As many know, the City doesn’t do bike counts. In lieu of bike counts from the city, accident data serves as a kind of grim proxy. For instance, check out the data for month of accident, on slide 15. It shows bike accidents growing in the summer, and declining in the winter, as does riding.
On the other hand, there’s reasons why it’s not a good proxy. For example, accident rates in Europe are sometimes 6 times lower. So, we could easily double the number of riders in LA, but make riding so much safer that absolute accident rates go down. That’s one reason LADOT should be doing a bike count right now, in advance of adoption of any proposed bike plan. Without an accurate, comprehensive, and accepted bike count done by a government agency, it will be hard to infer much from other bike data.

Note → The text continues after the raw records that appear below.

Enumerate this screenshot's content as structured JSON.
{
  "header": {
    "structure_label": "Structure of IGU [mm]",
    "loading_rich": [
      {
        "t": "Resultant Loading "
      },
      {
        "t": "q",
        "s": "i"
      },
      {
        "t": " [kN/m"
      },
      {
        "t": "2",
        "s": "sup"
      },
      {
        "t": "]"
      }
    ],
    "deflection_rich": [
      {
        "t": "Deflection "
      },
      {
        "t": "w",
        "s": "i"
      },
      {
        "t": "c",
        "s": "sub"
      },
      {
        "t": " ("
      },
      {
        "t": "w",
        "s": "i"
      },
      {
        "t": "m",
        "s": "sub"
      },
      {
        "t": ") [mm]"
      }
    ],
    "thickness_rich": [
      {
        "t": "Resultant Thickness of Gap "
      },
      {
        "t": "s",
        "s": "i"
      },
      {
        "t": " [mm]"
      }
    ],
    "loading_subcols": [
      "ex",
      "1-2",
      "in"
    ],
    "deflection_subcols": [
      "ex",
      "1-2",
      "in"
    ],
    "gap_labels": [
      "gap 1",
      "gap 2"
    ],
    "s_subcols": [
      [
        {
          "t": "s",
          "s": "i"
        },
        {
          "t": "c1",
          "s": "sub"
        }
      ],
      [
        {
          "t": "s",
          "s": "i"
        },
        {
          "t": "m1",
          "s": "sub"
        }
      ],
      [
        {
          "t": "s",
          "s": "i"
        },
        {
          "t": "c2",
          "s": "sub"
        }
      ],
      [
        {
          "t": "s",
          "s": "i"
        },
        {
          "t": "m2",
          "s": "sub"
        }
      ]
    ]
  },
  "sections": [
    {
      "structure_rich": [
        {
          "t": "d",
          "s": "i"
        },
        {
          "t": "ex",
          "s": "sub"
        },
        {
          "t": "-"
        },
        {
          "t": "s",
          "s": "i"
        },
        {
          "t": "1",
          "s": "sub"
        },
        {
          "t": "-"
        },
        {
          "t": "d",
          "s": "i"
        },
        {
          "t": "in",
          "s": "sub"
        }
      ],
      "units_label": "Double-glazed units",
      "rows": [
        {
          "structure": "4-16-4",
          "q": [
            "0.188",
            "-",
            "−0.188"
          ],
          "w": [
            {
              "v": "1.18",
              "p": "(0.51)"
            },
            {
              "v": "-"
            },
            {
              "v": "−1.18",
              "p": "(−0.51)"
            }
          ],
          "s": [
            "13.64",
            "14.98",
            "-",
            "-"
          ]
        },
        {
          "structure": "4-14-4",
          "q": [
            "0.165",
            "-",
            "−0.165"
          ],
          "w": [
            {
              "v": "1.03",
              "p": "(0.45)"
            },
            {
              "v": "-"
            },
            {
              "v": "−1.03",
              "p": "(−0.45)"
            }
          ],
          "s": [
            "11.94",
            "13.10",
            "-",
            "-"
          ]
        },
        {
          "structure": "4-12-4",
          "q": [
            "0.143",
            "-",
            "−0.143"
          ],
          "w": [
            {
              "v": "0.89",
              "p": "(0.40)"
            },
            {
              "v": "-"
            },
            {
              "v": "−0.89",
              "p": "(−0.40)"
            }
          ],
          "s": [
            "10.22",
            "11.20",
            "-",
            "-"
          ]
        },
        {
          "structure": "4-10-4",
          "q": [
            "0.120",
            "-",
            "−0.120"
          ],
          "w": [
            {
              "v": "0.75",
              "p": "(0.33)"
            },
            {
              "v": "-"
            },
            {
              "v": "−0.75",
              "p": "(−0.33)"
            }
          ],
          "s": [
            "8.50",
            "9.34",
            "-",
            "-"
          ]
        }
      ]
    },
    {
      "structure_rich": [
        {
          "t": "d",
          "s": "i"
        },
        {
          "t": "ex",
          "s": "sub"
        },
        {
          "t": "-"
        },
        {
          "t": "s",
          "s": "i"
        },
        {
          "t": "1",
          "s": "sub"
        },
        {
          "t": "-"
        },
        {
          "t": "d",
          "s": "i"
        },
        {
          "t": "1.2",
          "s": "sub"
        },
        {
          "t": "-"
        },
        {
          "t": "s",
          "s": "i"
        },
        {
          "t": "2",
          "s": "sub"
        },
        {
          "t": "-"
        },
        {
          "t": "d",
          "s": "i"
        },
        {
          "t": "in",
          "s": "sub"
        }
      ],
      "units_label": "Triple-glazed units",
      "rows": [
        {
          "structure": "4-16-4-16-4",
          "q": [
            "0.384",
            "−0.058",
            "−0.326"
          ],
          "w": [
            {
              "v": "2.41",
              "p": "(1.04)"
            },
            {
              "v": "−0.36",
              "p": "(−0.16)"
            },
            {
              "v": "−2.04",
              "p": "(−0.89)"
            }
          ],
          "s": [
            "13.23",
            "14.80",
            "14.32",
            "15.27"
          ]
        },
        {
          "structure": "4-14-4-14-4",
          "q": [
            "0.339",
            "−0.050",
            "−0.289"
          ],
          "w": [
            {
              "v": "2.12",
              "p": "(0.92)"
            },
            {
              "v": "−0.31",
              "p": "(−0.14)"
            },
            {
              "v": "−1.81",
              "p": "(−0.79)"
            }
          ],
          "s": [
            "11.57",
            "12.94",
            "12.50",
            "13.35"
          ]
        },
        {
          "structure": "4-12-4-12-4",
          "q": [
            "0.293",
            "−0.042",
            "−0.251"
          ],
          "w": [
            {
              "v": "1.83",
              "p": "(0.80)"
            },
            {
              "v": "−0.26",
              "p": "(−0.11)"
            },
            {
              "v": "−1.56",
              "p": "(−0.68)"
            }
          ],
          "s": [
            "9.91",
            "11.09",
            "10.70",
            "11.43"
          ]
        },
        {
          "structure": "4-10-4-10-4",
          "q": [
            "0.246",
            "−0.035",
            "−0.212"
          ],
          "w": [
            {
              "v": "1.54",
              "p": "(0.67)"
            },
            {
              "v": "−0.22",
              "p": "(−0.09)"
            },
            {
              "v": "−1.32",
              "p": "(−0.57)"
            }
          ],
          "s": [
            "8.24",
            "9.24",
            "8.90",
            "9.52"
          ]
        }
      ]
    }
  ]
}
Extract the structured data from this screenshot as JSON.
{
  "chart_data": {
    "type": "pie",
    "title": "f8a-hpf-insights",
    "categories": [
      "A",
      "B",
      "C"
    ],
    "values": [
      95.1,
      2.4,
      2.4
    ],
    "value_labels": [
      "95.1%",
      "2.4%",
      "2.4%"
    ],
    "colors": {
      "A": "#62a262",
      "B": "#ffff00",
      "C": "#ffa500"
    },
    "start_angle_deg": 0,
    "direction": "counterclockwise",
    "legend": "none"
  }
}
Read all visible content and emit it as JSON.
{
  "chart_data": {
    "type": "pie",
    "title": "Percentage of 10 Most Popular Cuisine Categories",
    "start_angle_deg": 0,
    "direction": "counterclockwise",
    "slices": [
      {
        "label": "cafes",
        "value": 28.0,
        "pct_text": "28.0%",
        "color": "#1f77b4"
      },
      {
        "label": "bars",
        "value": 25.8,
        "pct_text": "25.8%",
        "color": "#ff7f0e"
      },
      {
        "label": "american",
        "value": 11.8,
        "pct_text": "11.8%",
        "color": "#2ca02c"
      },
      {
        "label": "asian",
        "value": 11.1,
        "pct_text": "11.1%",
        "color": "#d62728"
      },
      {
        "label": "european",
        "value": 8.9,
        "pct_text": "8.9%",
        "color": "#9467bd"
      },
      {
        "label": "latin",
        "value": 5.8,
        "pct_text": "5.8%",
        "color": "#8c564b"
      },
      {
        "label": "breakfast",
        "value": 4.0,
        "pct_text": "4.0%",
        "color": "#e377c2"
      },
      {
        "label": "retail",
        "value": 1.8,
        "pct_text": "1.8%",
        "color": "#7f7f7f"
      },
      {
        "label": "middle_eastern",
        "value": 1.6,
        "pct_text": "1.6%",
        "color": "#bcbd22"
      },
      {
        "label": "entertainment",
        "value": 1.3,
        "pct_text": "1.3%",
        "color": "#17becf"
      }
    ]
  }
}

Sergeant Krumer added an interesting chart which shows that 38% of collisions in LA were hit & run in LA in 2008. As we reported earlier, 23% of bike involved collisions are hit and run. I take away two things from that. First, we’re actually at less risk for hit and run, when you ignore our injuries. However, if you look at how cyclists fair in collisions, you see that 7.0% of (reported) collisions result in severe injury or death. For non-cyclists, that rate is 3.2%. Cyclists have a lot more to fear from a collision.
Second, hit and run is a city wide epidemic affecting ALL THE CITIZENS OF LA – motorists, children, pedestrians, cyclists, elderly, healthy, studly, and slimy – we are all in danger. 38% of collisions are hit and run!! That’s nearly 2 in 5. That is bananas, and it represents sociopathy in a lot of people out there on the road.
That means we have a common cause with all road users in addressing hit and run. Let’s include everyone in the solution.